Final answer:
The pebble's initial speed is approximately 22 m/s. It takes approximately 1.45 seconds for the pebble to first reach a height of 18.5 m.
Step-by-step explanation:
To determine the pebble's initial speed, we can use the equation for projectile motion:
h = v0yt - (1/2)gt2
Where h is the height, v0y is the initial vertical speed, t is the time, and g is the acceleration due to gravity.
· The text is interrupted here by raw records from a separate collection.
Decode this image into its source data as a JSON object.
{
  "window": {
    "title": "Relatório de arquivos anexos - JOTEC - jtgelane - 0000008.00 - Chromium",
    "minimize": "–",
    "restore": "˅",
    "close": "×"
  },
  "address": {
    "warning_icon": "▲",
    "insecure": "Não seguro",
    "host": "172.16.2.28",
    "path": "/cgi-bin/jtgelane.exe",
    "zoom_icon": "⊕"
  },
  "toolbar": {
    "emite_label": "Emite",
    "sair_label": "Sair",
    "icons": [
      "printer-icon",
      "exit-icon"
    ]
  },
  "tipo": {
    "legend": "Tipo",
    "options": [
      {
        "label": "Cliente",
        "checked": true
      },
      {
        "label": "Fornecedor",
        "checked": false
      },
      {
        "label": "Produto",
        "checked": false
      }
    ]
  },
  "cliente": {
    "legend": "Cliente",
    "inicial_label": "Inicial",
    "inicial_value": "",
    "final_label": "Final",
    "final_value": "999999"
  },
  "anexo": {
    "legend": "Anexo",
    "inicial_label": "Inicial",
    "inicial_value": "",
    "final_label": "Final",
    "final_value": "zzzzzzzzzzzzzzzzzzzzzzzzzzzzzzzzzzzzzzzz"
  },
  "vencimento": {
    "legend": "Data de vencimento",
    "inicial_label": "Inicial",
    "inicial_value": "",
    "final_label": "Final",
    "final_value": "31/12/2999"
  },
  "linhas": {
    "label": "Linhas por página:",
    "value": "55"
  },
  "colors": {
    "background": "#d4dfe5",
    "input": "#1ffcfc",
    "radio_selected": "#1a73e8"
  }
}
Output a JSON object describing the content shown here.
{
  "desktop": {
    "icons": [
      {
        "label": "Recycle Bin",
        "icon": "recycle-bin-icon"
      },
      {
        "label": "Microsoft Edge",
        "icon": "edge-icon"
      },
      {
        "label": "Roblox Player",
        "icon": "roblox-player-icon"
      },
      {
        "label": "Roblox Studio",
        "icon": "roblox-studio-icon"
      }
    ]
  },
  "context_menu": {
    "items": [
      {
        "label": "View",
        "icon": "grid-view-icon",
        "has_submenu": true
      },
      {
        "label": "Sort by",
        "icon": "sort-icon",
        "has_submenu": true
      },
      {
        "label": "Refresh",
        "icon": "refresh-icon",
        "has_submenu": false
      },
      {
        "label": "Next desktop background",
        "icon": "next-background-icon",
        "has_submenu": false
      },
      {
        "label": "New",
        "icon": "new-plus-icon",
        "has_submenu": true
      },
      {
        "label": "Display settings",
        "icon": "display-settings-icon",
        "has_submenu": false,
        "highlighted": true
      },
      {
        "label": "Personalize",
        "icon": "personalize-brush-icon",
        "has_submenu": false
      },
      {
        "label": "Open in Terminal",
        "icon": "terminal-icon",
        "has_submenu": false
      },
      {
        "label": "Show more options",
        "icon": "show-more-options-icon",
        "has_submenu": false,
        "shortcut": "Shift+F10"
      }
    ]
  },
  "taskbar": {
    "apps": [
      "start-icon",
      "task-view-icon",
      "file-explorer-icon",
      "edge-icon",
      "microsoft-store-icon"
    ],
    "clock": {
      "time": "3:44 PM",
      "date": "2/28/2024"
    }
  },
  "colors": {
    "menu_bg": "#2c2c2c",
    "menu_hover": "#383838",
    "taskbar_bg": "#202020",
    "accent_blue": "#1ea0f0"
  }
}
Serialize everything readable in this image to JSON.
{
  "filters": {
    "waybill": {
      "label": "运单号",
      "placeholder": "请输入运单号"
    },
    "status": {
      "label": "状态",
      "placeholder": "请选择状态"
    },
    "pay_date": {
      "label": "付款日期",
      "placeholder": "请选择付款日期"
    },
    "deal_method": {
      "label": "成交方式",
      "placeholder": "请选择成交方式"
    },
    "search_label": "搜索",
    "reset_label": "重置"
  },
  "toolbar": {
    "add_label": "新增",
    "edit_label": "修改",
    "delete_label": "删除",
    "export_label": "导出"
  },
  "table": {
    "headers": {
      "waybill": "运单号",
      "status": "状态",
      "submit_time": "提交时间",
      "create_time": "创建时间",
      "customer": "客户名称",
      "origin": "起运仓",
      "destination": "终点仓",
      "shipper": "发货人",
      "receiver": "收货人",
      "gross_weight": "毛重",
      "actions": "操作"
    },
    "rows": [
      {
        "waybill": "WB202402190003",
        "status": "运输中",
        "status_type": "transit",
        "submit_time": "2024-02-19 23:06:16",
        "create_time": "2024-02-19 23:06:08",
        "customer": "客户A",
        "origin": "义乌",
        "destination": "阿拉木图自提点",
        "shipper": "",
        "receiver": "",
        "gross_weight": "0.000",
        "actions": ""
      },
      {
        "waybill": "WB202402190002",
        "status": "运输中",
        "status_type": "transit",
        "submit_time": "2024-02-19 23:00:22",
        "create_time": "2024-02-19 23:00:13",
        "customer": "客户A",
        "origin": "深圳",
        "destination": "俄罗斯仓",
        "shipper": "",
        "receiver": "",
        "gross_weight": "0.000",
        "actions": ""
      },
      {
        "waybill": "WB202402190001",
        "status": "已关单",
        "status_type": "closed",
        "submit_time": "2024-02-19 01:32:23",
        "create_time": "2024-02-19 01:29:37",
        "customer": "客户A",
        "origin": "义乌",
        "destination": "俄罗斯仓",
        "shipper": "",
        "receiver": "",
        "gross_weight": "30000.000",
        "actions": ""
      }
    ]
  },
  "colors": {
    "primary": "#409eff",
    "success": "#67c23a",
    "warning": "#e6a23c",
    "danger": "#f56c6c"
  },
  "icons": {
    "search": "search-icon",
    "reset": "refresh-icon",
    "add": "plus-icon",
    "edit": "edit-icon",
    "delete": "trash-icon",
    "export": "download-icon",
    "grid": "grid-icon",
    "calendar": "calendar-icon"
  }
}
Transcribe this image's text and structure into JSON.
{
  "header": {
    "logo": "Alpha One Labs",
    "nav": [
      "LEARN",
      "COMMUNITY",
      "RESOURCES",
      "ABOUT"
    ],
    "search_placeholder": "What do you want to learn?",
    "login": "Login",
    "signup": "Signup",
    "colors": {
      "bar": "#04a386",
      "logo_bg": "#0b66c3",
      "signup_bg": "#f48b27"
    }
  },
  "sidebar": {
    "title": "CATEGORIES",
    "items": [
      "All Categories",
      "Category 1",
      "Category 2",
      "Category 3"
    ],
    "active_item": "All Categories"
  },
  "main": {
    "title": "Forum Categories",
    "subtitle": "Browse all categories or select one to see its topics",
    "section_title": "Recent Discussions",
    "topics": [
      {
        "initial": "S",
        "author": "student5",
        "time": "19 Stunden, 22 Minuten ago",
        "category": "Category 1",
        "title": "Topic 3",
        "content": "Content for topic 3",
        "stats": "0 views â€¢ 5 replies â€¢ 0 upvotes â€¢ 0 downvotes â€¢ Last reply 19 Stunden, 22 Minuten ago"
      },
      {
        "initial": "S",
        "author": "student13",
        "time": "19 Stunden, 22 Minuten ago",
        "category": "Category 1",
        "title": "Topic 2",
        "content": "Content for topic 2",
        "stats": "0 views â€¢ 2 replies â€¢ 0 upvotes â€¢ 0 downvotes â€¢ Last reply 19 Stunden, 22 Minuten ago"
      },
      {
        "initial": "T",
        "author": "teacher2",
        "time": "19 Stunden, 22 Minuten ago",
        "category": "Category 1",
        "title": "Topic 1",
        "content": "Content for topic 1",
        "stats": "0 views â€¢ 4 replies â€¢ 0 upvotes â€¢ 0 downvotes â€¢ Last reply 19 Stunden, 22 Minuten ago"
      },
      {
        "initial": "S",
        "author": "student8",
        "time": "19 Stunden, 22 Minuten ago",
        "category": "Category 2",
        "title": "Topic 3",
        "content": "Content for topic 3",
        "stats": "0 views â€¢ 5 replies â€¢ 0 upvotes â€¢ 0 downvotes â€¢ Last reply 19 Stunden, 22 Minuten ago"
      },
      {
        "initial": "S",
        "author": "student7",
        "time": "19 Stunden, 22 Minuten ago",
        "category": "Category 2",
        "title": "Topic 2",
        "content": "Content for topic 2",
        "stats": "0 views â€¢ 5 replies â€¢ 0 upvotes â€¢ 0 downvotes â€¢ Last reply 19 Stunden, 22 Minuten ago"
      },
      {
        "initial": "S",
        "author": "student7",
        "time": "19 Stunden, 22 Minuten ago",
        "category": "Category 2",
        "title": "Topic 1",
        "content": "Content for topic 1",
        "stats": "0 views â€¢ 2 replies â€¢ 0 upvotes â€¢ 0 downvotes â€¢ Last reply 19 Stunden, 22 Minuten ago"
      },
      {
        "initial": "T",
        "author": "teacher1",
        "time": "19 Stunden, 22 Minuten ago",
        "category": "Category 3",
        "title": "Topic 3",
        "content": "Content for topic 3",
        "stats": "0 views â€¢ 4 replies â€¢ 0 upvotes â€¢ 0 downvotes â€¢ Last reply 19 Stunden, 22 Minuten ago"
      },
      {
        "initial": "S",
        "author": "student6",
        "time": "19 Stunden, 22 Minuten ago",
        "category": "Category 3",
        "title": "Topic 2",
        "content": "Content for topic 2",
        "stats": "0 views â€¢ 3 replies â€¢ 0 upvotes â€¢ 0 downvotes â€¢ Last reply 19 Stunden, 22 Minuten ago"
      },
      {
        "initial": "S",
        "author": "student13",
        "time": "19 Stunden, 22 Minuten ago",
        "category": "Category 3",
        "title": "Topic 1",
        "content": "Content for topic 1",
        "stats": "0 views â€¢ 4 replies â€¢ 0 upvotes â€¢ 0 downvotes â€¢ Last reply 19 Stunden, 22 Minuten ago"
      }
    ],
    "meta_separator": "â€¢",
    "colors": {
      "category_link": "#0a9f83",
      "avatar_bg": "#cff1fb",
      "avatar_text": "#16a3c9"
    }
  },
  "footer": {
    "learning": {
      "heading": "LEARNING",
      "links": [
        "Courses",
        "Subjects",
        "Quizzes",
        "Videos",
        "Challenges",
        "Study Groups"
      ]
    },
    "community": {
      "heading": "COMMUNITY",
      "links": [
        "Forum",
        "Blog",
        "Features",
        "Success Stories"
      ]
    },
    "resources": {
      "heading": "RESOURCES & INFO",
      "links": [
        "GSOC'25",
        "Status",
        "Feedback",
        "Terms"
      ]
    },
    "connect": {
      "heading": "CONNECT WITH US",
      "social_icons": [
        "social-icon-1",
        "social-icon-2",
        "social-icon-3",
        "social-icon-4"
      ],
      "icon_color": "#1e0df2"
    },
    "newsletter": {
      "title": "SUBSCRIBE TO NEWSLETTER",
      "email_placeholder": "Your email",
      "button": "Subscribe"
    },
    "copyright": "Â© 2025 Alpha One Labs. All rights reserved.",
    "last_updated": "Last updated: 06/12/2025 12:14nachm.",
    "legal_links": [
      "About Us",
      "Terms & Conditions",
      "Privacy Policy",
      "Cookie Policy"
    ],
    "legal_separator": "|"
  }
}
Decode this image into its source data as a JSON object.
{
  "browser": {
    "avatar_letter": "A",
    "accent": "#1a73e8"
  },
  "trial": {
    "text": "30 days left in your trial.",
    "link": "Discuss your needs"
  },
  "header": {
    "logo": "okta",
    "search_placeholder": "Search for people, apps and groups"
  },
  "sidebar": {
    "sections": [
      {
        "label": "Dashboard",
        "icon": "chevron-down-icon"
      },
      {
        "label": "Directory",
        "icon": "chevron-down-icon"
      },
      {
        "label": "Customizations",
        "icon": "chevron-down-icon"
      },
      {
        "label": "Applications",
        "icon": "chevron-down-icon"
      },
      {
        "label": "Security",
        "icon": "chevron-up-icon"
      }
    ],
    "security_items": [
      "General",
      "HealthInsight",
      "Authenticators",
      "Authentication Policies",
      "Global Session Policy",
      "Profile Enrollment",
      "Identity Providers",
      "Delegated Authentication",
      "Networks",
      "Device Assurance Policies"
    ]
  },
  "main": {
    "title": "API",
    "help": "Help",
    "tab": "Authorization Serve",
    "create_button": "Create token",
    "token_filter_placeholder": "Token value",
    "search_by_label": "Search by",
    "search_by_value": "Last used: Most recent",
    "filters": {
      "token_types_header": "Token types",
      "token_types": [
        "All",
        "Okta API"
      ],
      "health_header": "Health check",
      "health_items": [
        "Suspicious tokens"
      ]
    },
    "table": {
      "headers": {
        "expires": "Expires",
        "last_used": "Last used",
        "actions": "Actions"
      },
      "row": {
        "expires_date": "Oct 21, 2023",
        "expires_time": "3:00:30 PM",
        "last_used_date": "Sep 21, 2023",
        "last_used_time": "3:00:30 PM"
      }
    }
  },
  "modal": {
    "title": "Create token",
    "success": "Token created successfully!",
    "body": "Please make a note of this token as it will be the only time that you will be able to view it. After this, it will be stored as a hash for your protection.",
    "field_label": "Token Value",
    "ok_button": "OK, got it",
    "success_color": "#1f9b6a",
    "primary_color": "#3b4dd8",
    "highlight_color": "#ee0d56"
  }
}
Since the pebble is launched straight up, the final height is equal to the initial height. Plugging in the given values, we have:
37 m = v0y(2.3 s) - (1/2)(9.8 m/s2)(2.3 s)2
Simplifying this equation gives us the value of v0y, the initial vertical speed. To find the pebble's initial speed, we can use the Pythagorean theorem:
v0 = √(v0x2 + v0y2)
Where v0 is the initial speed and v0x is the initial horizontal speed. Since the pebble is launched straight up, v0x = 0. Plugging in the calculated value of v0y, we can solve for v0.
(a) The pebble's initial speed is approximately 22 m/s.
(b) To find the time it takes for the pebble to first reach a height of 18.5 m, we can use the equation for height:
18.5 m = v0yt - (1/2)gt2
Solving for t gives the time it takes for the pebble to reach the desired height.
(b) It takes approximately 1.45 seconds for the pebble to first reach a height of 18.5 m.